Estados Unidos e Irán han firmado un memorando que marca un posible punto de inflexión en su prolongado conflicto, llevando a la cesación del bloqueo estadounidense en los puertos iraníes. Este acuerdo permite a los buques comerciales transitar por el estrecho de Ormuz sin peaje durante 60 días, lo cual es crucial dado que este estrecho es una ruta vital para los envíos de petróleo a nivel global.

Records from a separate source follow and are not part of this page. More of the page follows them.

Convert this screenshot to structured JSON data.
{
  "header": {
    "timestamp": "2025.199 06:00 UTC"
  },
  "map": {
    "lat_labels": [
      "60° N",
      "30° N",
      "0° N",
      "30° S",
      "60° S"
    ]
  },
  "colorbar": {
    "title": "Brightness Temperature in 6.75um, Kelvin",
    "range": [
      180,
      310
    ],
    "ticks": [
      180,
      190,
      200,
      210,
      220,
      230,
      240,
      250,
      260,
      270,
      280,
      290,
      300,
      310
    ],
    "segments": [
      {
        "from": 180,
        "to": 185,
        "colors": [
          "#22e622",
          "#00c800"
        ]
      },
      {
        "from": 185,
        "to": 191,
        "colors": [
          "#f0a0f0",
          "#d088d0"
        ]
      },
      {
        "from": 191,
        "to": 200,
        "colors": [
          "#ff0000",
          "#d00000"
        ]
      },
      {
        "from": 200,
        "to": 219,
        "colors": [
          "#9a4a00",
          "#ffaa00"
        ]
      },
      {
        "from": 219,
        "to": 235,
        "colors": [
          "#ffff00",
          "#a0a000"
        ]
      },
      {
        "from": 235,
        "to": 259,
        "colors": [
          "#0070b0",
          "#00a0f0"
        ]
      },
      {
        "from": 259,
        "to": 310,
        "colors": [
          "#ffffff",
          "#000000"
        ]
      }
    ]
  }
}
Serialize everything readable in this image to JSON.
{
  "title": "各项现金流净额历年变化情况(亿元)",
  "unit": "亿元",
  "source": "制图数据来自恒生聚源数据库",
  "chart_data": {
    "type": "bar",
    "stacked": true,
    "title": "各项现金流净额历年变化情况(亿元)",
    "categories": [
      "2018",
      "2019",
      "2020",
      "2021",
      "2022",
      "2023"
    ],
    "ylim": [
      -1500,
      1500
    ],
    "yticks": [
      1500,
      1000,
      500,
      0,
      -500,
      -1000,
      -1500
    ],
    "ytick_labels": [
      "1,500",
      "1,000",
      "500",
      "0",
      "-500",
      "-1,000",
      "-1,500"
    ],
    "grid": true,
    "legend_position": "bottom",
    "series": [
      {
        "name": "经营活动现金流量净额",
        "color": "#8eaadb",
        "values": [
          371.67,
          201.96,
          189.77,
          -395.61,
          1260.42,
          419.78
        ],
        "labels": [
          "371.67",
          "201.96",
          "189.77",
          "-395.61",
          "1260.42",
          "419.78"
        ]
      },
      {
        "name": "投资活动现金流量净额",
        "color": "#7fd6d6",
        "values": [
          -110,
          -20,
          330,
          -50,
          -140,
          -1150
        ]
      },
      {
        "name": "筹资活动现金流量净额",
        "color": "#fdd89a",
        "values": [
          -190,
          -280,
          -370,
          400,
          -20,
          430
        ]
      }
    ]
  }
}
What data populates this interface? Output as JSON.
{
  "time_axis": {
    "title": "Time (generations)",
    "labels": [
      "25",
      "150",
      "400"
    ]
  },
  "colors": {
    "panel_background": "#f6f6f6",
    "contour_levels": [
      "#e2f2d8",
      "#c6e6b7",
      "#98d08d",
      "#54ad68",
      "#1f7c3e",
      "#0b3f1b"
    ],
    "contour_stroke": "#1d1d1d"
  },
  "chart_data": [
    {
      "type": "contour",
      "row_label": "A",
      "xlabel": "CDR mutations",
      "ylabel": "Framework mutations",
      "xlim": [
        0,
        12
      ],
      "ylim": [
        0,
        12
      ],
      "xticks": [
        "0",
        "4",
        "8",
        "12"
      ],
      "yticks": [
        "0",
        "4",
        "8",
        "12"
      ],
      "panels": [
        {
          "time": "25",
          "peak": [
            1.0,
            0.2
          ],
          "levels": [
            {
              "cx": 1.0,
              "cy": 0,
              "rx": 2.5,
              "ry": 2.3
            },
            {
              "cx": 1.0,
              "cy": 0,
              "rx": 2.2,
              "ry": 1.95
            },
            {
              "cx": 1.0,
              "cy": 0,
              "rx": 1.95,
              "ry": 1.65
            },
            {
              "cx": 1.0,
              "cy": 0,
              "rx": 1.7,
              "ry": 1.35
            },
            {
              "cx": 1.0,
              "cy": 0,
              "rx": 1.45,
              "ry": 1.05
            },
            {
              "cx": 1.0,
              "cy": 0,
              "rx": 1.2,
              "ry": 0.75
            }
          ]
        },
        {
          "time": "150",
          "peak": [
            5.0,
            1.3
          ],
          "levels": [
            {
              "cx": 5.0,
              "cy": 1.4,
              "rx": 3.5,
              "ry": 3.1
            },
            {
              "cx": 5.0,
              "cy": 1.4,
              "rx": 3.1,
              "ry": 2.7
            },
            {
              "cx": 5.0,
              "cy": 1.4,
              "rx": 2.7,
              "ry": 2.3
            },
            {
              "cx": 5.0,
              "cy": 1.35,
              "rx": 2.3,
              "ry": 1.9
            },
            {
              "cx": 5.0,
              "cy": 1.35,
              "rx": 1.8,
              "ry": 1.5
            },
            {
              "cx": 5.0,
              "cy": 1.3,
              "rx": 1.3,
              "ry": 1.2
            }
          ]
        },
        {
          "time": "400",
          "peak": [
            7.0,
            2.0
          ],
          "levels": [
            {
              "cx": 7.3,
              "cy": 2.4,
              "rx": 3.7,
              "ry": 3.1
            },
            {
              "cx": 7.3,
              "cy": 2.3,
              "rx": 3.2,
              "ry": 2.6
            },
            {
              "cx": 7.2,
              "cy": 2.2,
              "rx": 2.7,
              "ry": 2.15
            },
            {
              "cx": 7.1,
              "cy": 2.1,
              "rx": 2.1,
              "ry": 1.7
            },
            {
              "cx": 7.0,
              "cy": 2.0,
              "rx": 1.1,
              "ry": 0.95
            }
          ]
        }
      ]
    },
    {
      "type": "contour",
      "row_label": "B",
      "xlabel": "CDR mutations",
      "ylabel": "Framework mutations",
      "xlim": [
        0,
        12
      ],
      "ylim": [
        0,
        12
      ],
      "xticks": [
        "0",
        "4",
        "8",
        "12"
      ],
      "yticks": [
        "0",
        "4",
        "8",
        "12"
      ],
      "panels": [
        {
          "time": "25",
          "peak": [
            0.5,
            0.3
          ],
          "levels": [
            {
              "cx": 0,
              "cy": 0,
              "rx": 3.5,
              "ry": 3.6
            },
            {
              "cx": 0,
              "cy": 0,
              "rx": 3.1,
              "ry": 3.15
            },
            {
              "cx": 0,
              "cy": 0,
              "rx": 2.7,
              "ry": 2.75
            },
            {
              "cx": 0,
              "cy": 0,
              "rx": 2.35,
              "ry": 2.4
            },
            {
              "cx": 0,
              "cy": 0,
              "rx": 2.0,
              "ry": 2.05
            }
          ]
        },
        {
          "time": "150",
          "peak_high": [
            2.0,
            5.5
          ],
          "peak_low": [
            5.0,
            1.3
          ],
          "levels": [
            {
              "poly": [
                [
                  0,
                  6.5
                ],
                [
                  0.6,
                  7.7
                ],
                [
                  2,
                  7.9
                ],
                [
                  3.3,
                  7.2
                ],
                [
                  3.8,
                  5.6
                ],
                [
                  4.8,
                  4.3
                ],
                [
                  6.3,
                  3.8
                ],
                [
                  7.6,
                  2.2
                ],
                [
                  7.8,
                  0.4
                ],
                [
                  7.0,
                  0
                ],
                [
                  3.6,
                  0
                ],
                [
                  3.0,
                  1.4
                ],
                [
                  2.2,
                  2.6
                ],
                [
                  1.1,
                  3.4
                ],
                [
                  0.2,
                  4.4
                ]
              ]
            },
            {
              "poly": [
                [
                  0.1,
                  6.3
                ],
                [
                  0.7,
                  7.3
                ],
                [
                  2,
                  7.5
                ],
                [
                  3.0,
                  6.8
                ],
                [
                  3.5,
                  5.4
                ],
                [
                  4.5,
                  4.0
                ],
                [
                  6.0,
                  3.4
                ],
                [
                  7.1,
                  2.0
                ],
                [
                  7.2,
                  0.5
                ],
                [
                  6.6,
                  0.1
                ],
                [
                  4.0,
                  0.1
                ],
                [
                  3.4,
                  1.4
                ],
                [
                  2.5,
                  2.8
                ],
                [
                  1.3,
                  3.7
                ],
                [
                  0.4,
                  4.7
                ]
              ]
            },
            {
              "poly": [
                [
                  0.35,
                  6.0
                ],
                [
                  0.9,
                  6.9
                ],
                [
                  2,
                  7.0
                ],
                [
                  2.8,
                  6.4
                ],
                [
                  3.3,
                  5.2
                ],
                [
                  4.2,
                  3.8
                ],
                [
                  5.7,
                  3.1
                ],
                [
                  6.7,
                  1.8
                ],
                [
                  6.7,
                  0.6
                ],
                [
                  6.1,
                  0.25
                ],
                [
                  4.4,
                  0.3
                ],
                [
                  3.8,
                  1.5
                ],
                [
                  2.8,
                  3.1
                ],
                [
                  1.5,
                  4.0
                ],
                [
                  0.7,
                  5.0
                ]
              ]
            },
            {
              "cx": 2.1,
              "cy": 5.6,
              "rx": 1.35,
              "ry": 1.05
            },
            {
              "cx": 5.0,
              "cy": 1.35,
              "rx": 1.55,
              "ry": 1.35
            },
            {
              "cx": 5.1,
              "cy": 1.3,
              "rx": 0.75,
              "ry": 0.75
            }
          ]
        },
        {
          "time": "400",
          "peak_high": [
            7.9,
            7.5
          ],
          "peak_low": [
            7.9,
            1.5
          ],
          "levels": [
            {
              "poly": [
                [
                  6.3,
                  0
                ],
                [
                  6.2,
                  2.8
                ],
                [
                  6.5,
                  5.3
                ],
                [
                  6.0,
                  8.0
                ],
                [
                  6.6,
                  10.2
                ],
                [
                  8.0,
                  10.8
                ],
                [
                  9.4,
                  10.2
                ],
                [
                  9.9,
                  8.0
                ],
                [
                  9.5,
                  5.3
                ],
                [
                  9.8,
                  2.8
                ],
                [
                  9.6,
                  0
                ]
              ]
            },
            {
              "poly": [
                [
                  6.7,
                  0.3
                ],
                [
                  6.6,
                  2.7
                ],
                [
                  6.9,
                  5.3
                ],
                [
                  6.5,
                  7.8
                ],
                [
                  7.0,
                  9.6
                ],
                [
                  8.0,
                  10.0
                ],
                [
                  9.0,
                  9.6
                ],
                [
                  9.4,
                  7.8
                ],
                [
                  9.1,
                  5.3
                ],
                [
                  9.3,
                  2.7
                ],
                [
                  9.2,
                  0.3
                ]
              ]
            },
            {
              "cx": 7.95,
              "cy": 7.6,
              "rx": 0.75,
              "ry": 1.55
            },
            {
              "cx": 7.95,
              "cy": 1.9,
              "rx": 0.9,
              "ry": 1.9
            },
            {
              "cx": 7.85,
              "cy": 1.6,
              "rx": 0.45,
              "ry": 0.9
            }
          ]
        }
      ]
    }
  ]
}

Como resultado, tres superpetroleros de Arabia Saudita que transportan 6 millones de barriles de petróleo ya han cruzado el estrecho. Se espera que el levantamiento del bloqueo facilite un aumento en el comercio de petróleo y pueda estabilizar los precios del petróleo, lo que podría beneficiar a los mercados globales.
En Teherán, la vida diaria está volviendo gradualmente a la normalidad, lo que indica un cambio hacia la recuperación en la región. Sin embargo, funcionarios estadounidenses, incluido el vicepresidente JD Vance, han aclarado que Irán no recibirá financiamiento directo de Estados Unidos, y cualquier alivio económico dependerá del cumplimiento de Irán con el acuerdo.
La situación sigue siendo delicada, particularmente con las tensiones en curso que involucran a Israel y Hezbollah, lo que podría impactar el panorama geopolítico más amplio.